À l’approche de l’interdiction des exportations de minerai brut annoncée par Libreville pour 2029, Eramet rebat ses cartes au Gabon. Le groupe français prévoit d’investir dans trois nouvelles unités de transformation du manganèse afin de renforcer sa présence industrielle et de s’ouvrir un accès à un marché encore embryonnaire mais stratégique : les matériaux destinés aux batteries des véhicules électriques.
Le compte à rebours est lancé. En dévoilant, le 20 juillet, sa nouvelle feuille de route industrielle, Eramet anticipe le changement de paradigme imposé par le Gabon. Le pays, deuxième producteur mondial de manganèse, entend mettre fin aux exportations de minerai brut à partir de 2029 afin de capter une plus grande part de la valeur ajoutée générée par ses ressources minières.
Cette stratégie s’est concrétisée par la signature, à Paris, d’un protocole d’accord entre le groupe français et les autorités gabonaises, en marge de la visite officielle du président Brice Clotaire Oligui Nguema.
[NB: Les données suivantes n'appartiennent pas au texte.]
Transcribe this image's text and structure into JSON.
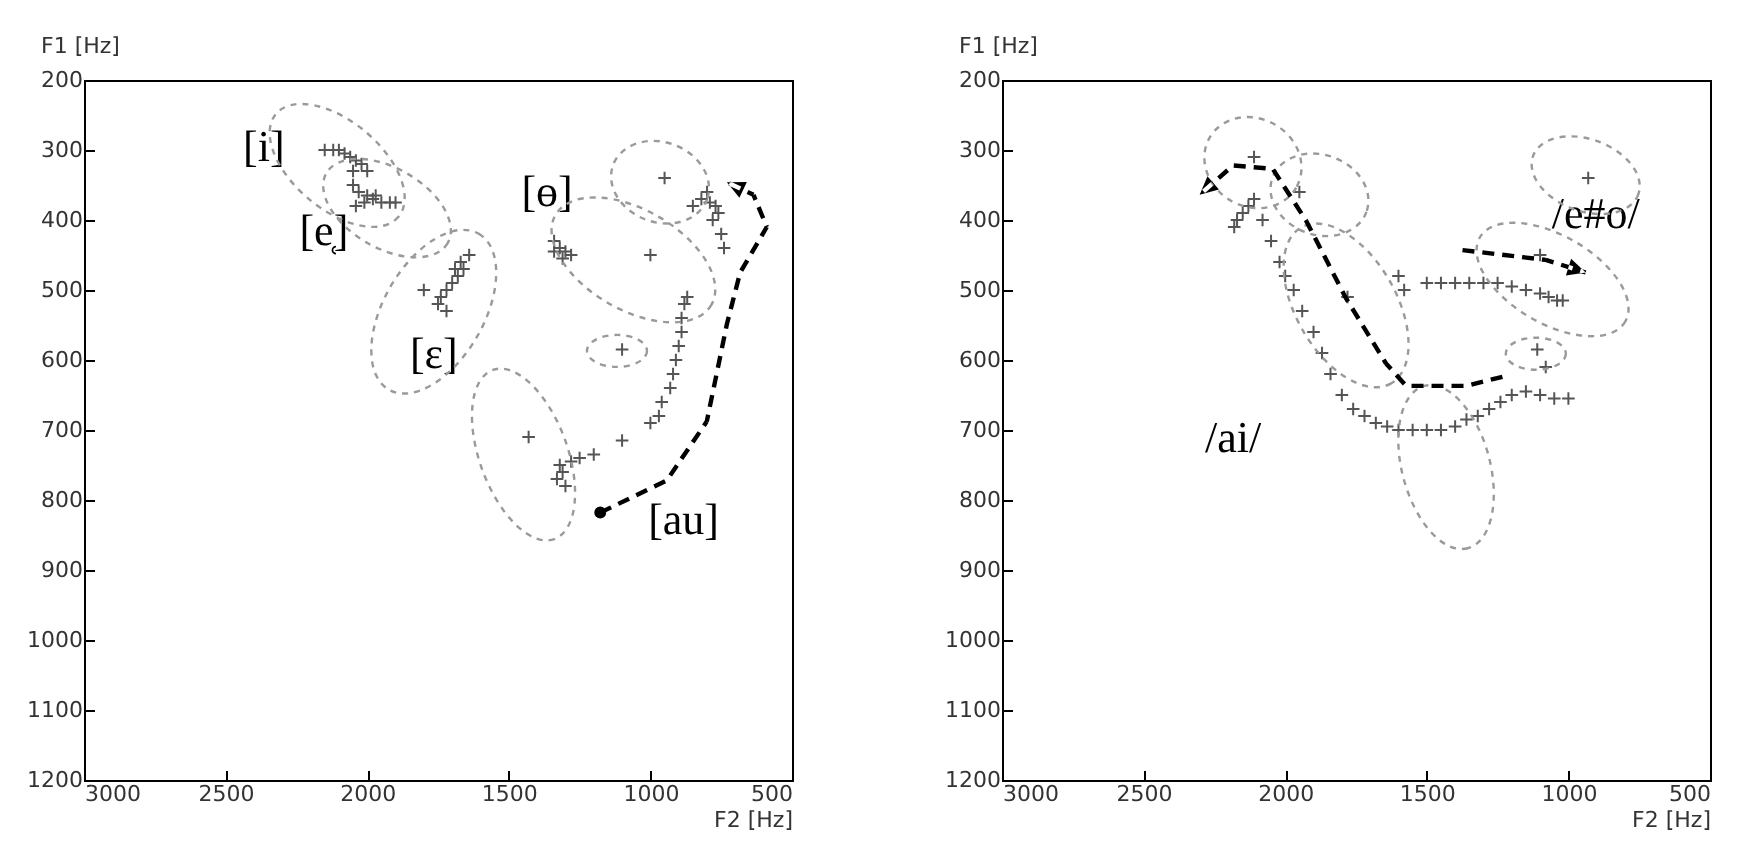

L’objectif est clair : développer localement la transformation du manganèse et faire émerger une véritable filière industrielle.
700 000 tonnes de capacité d’ici 2031
Le programme présenté par Eramet prévoit la construction et la modernisation de trois unités industrielles capables de transformer jusqu’à 700 000 tonnes de minerai par an d’ici à fin 2031.
Aujourd’hui, le groupe s’appuie principalement sur le Complexe métallurgique de Moanda (CMM), où seule une partie de la production de la Comilog est valorisée localement. L’essentiel du minerai continue d’être exporté sous forme brute.
Les futurs investissements permettront d’accroître la production d’alliages et d’oxydes de manganèse destinés à la sidérurgie, cœur historique de la demande mondiale. Près de 90 % du manganèse consommé dans le monde est encore utilisé dans la fabrication d’acier.
Le pari discret des batteries électriques
Mais la véritable nouveauté réside ailleurs. Pour la première fois, Eramet inscrit clairement le marché des batteries dans sa stratégie gabonaise.
L’une des trois usines envisagées produirait jusqu’à 10 000 tonnes d’oxyde de manganèse par an destiné aux batteries pour véhicules électriques. Sa mise en service pourrait intervenir dès 2028, sous réserve d’une décision finale d’investissement et de la validation des conditions techniques, environnementales et commerciales.
Le groupe laisse même entrevoir une montée en puissance rapide. Si les débouchés se confirment, d’autres installations pouvant atteindre 50 000 tonnes de capacité annuelle pourraient suivre.
Ce positionnement répond à une évolution de fond. Si le manganèse destiné aux batteries représente aujourd’hui moins de 1 % de la consommation mondiale, l’Agence internationale de l’énergie (AIE) estime que cette part pourrait atteindre 5 % d’ici 2035, puis 10 % à l’horizon 2040, portée par les nouvelles générations de batteries intégrant davantage ce métal.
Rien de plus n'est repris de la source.